The component which is experiencing the time difference within the environment will need to be located and its time re-synced.

This KB will provide checks depending on the component: vCenter, ESXi Host, Supervisor Cluster, vSphere Kubernetes Cluster

Check vCenter/VCSA Time Sync

Login to the vCenter Server Management (VAMI) as root:
- ```
https://<vCenter-FQDN>:5480
```
Click on Time under the left navigation bar
Check if the time zone, time servers and current server time do not have any issues.
- Note: This issue can occur if the time servers are different than the time servers on the ESXI host(s) in the environment.
The current time on the VCSA can also be checked from running the below command while SSH into the VCSA with bash shell enabled:
- ```
date
```

Check ESXi Hosts Time Sync

Login to the vSphere web client
Navigate under Inventory to the ESXi hosts used in the environment
Click on Configure -> System -> Time Configuration on the ESXi host
Check if the Time Synchronization and the Network Time Protocol section show accurately and do not have any issues.
- Note: This issue can occur if the VAMI time servers are different than the time servers on the ESXI host(s) in the environment.

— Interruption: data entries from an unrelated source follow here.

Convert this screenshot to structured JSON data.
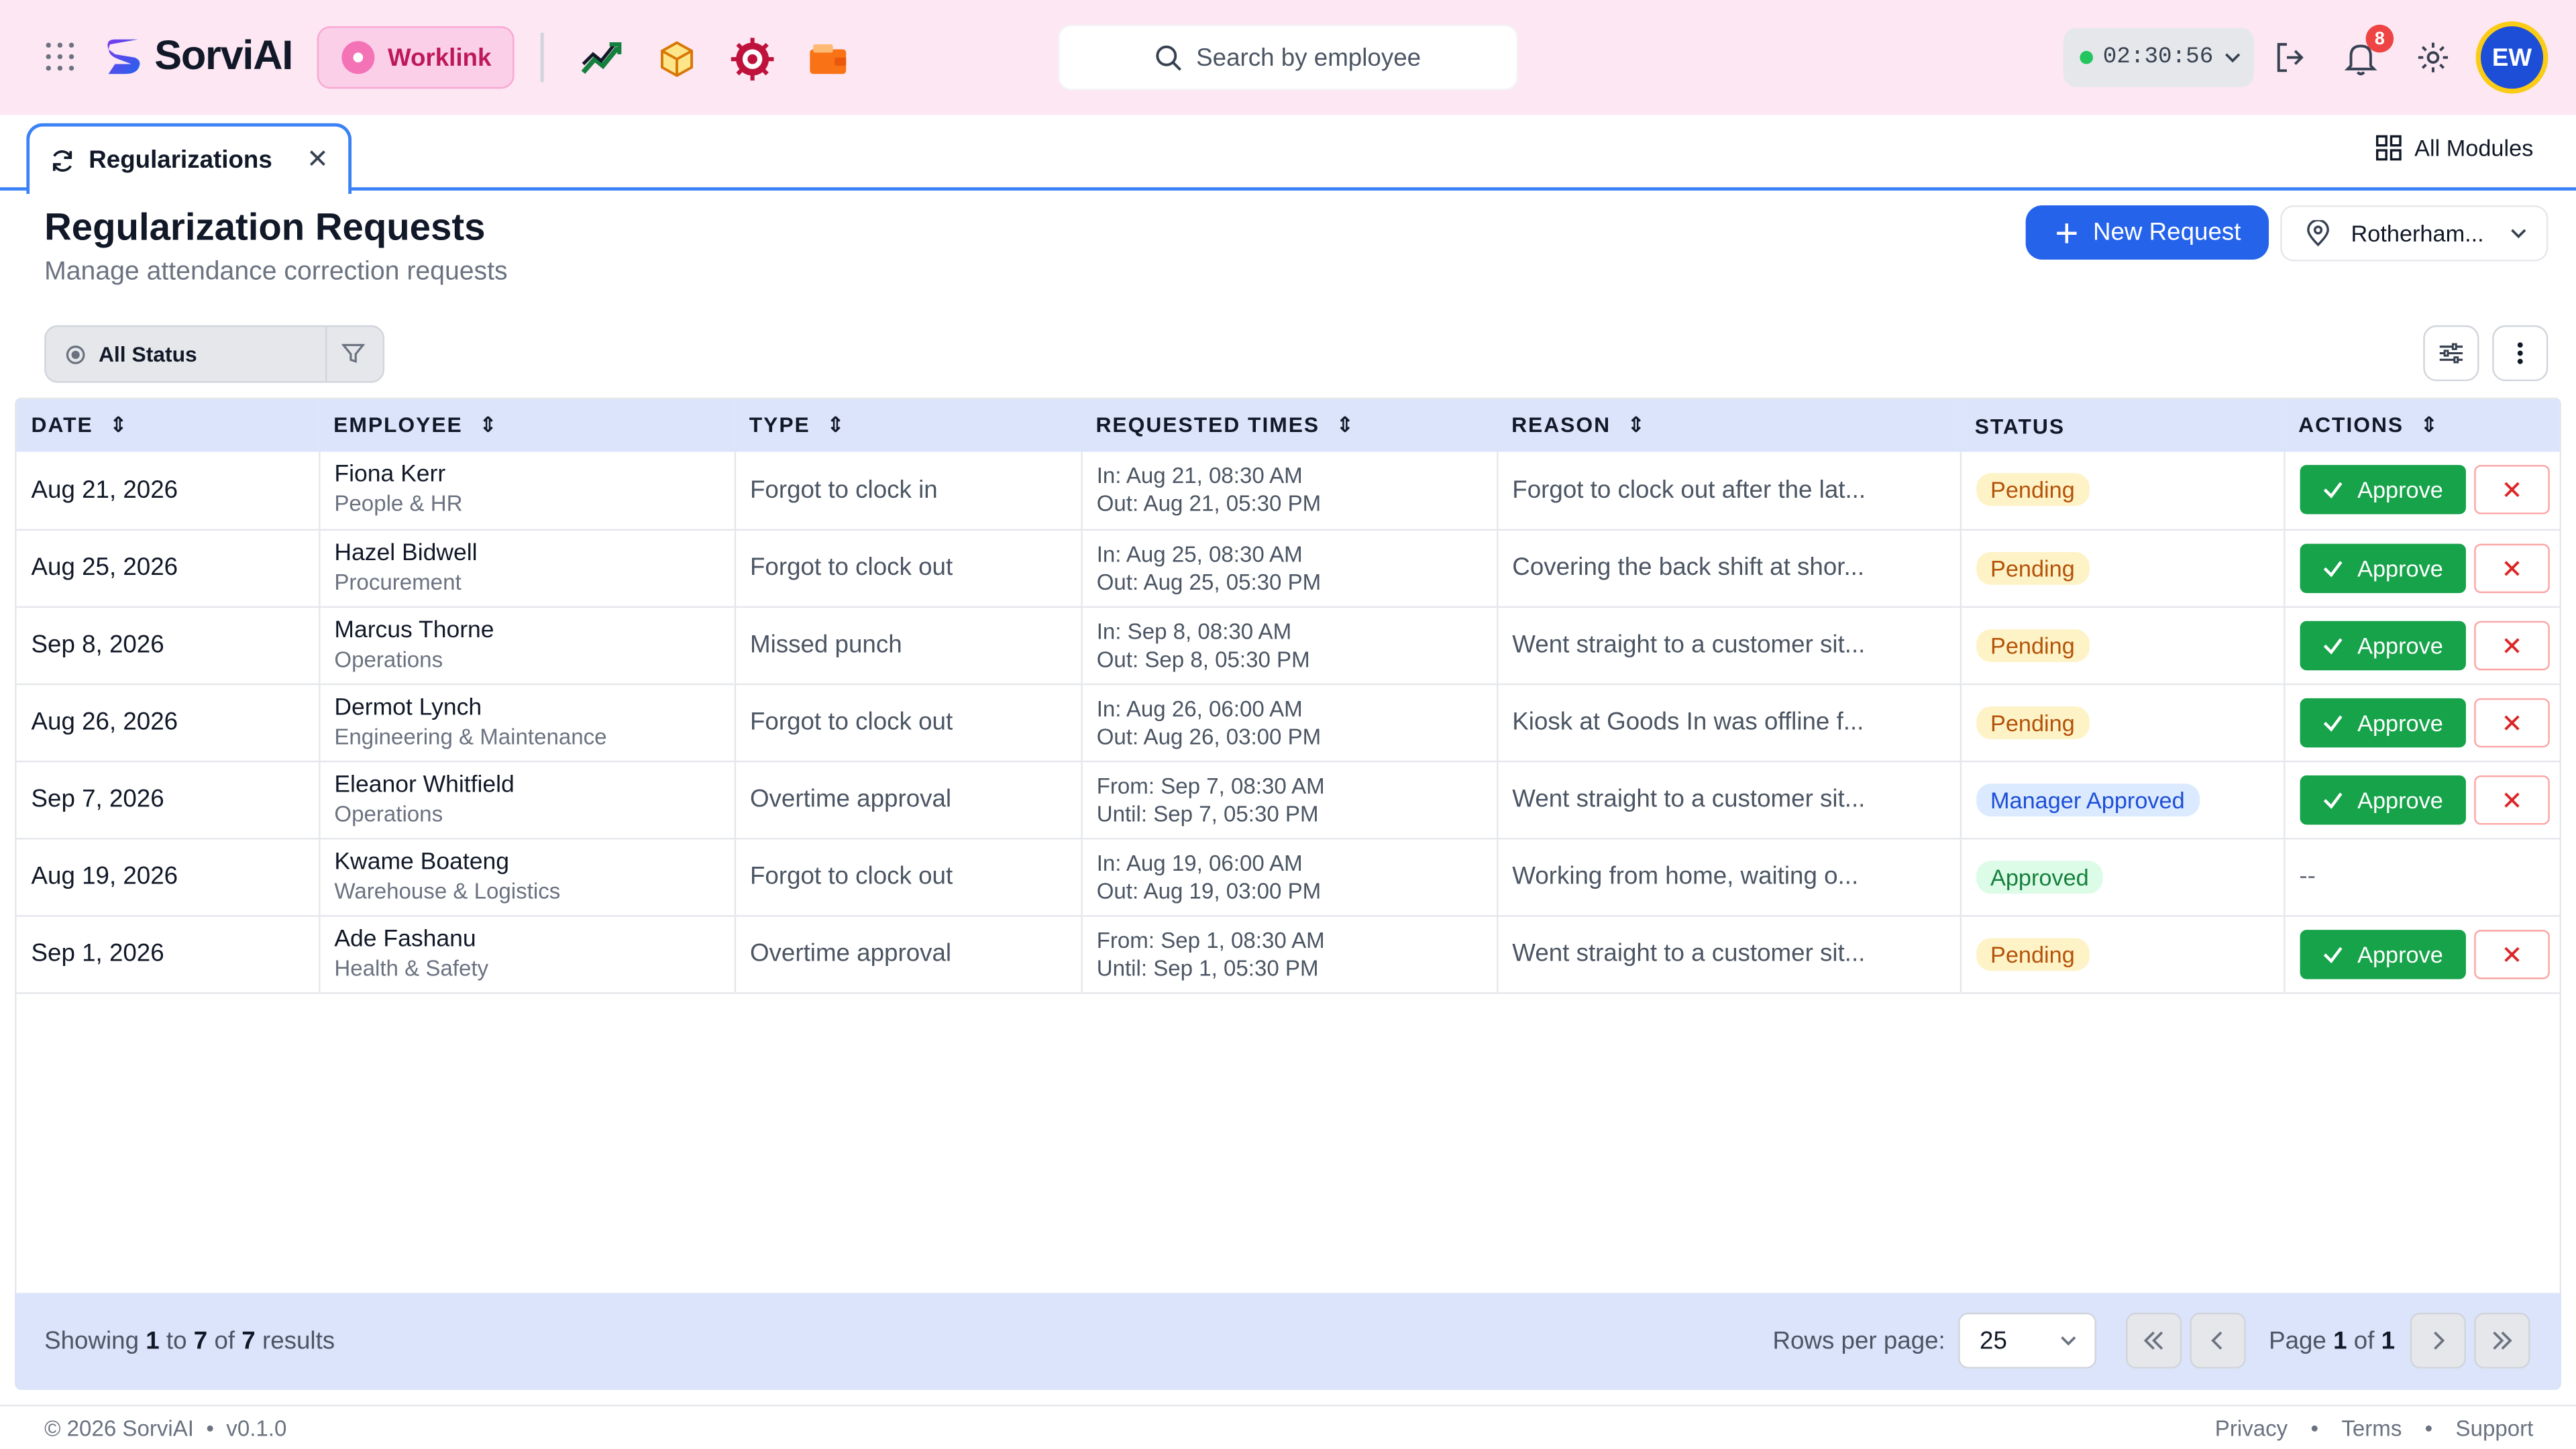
{
  "header": {
    "brand": "SorviAI",
    "app_pill": "Worklink",
    "search_placeholder": "Search by employee",
    "timer": "02:30:56",
    "notification_count": "8",
    "avatar_initials": "EW",
    "module_icons": [
      "analytics-icon",
      "box-icon",
      "gear-target-icon",
      "wallet-icon"
    ]
  },
  "tabs": {
    "active_label": "Regularizations",
    "all_modules": "All Modules"
  },
  "page": {
    "title": "Regularization Requests",
    "subtitle": "Manage attendance correction requests",
    "new_request": "New Request",
    "location": "Rotherham...",
    "status_filter": "All Status"
  },
  "table": {
    "headers": {
      "date": "DATE",
      "employee": "EMPLOYEE",
      "type": "TYPE",
      "times": "REQUESTED TIMES",
      "reason": "REASON",
      "status": "STATUS",
      "actions": "ACTIONS"
    },
    "approve_label": "Approve",
    "no_actions": "--",
    "rows": [
      {
        "date": "Aug 21, 2026",
        "name": "Fiona Kerr",
        "dept": "People & HR",
        "type": "Forgot to clock in",
        "t1": "In: Aug 21, 08:30 AM",
        "t2": "Out: Aug 21, 05:30 PM",
        "reason": "Forgot to clock out after the lat...",
        "status": "Pending"
      },
      {
        "date": "Aug 25, 2026",
        "name": "Hazel Bidwell",
        "dept": "Procurement",
        "type": "Forgot to clock out",
        "t1": "In: Aug 25, 08:30 AM",
        "t2": "Out: Aug 25, 05:30 PM",
        "reason": "Covering the back shift at shor...",
        "status": "Pending"
      },
      {
        "date": "Sep 8, 2026",
        "name": "Marcus Thorne",
        "dept": "Operations",
        "type": "Missed punch",
        "t1": "In: Sep 8, 08:30 AM",
        "t2": "Out: Sep 8, 05:30 PM",
        "reason": "Went straight to a customer sit...",
        "status": "Pending"
      },
      {
        "date": "Aug 26, 2026",
        "name": "Dermot Lynch",
        "dept": "Engineering & Maintenance",
        "type": "Forgot to clock out",
        "t1": "In: Aug 26, 06:00 AM",
        "t2": "Out: Aug 26, 03:00 PM",
        "reason": "Kiosk at Goods In was offline f...",
        "status": "Pending"
      },
      {
        "date": "Sep 7, 2026",
        "name": "Eleanor Whitfield",
        "dept": "Operations",
        "type": "Overtime approval",
        "t1": "From: Sep 7, 08:30 AM",
        "t2": "Until: Sep 7, 05:30 PM",
        "reason": "Went straight to a customer sit...",
        "status": "Manager Approved"
      },
      {
        "date": "Aug 19, 2026",
        "name": "Kwame Boateng",
        "dept": "Warehouse & Logistics",
        "type": "Forgot to clock out",
        "t1": "In: Aug 19, 06:00 AM",
        "t2": "Out: Aug 19, 03:00 PM",
        "reason": "Working from home, waiting o...",
        "status": "Approved"
      },
      {
        "date": "Sep 1, 2026",
        "name": "Ade Fashanu",
        "dept": "Health & Safety",
        "type": "Overtime approval",
        "t1": "From: Sep 1, 08:30 AM",
        "t2": "Until: Sep 1, 05:30 PM",
        "reason": "Went straight to a customer sit...",
        "status": "Pending"
      }
    ]
  },
  "pagination": {
    "showing_prefix": "Showing",
    "from": "1",
    "to_word": "to",
    "to": "7",
    "of_word": "of",
    "total": "7",
    "results_word": "results",
    "rows_per_page_label": "Rows per page:",
    "rows_per_page": "25",
    "page_word": "Page",
    "page": "1",
    "page_of": "of",
    "pages": "1"
  },
  "footer": {
    "copyright": "© 2026 SorviAI",
    "version": "v0.1.0",
    "links": [
      "Privacy",
      "Terms",
      "Support"
    ]
  }
}
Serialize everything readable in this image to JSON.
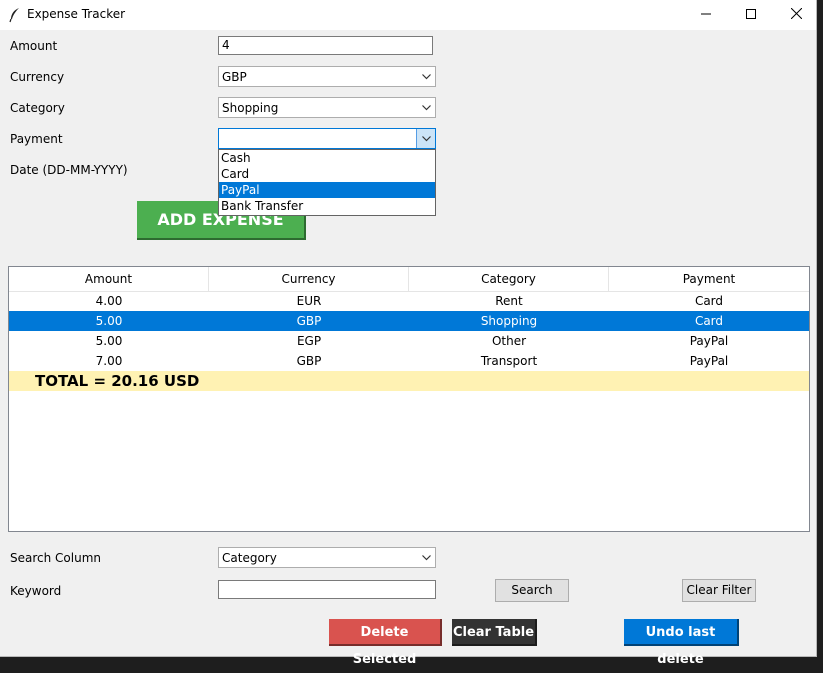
{
  "window": {
    "title": "Expense Tracker"
  },
  "form": {
    "amount_label": "Amount",
    "amount_value": "4",
    "currency_label": "Currency",
    "currency_value": "GBP",
    "category_label": "Category",
    "category_value": "Shopping",
    "payment_label": "Payment",
    "payment_value": "",
    "date_label": "Date (DD-MM-YYYY)",
    "payment_options": [
      "Cash",
      "Card",
      "PayPal",
      "Bank Transfer"
    ],
    "payment_highlighted": "PayPal",
    "add_button": "ADD EXPENSE"
  },
  "table": {
    "columns": [
      "Amount",
      "Currency",
      "Category",
      "Payment"
    ],
    "rows": [
      [
        "4.00",
        "EUR",
        "Rent",
        "Card"
      ],
      [
        "5.00",
        "GBP",
        "Shopping",
        "Card"
      ],
      [
        "5.00",
        "EGP",
        "Other",
        "PayPal"
      ],
      [
        "7.00",
        "GBP",
        "Transport",
        "PayPal"
      ]
    ],
    "selected_row": 1,
    "total": "TOTAL = 20.16 USD"
  },
  "search": {
    "column_label": "Search Column",
    "column_value": "Category",
    "keyword_label": "Keyword",
    "keyword_value": "",
    "search_button": "Search",
    "clear_filter_button": "Clear Filter"
  },
  "actions": {
    "delete_selected": "Delete Selected",
    "clear_table": "Clear Table",
    "undo_last_delete": "Undo last delete"
  },
  "colors": {
    "add": "#4caf50",
    "delete": "#d9534f",
    "clear": "#333333",
    "undo": "#0078d7",
    "total_bg": "#fff2b3",
    "selection": "#0078d7"
  }
}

Check Supervisor Cluster Time Sync

SSH into one of the Supervisor control plane VMs as root:
- See "How to SSH into Supervisor Control Plane VMs" in Troubleshooting vSphere with Tanzu (TKGS) Supervisor Control Plane VMs
The current time on the Supervisor control plane VM can be checked by running the below command:
- ```
date
```
Run the following commands to check the status of NTP on the Supervisor control plane VM:
- ```
timedatectl show
```
- ```
timedatectl status
```
- ```
timedatectl timesync-status
```
- ```
timedatectl show-timesync
```
Further troubleshooting steps for NTP and DNS can be found in Common issues with a vSphere with Tanzu Cluster deployment stuck in Configuring state

Check vSphere Kubernetes Cluster Time Sync

SSH to a node in the vSphere Kubernetes Cluster as vmware-system-user:
- SSH to TKG Service Cluster Nodes as the System User Using a Password

Confirm on status of time sync services:

chronyd checks:

```
systemctl status chronyd
```
```
cat /etc/chrony.conf
```

timesyncd checks:

```
systemctl status systemd-timesyncd
```
```
cat /etc/systemd/timesyncd.conf
```

Time on the node related to NTP service can be checked by running the following command:
- ```
timedatectl status
```
If a private NTP is used, please reach out to VMware by Broadcom Technical Support referencing this KB article.

Additional Information

Generating and populating a kubeconfig does not work in this scenario because the SAML token is considered expired before the user can login.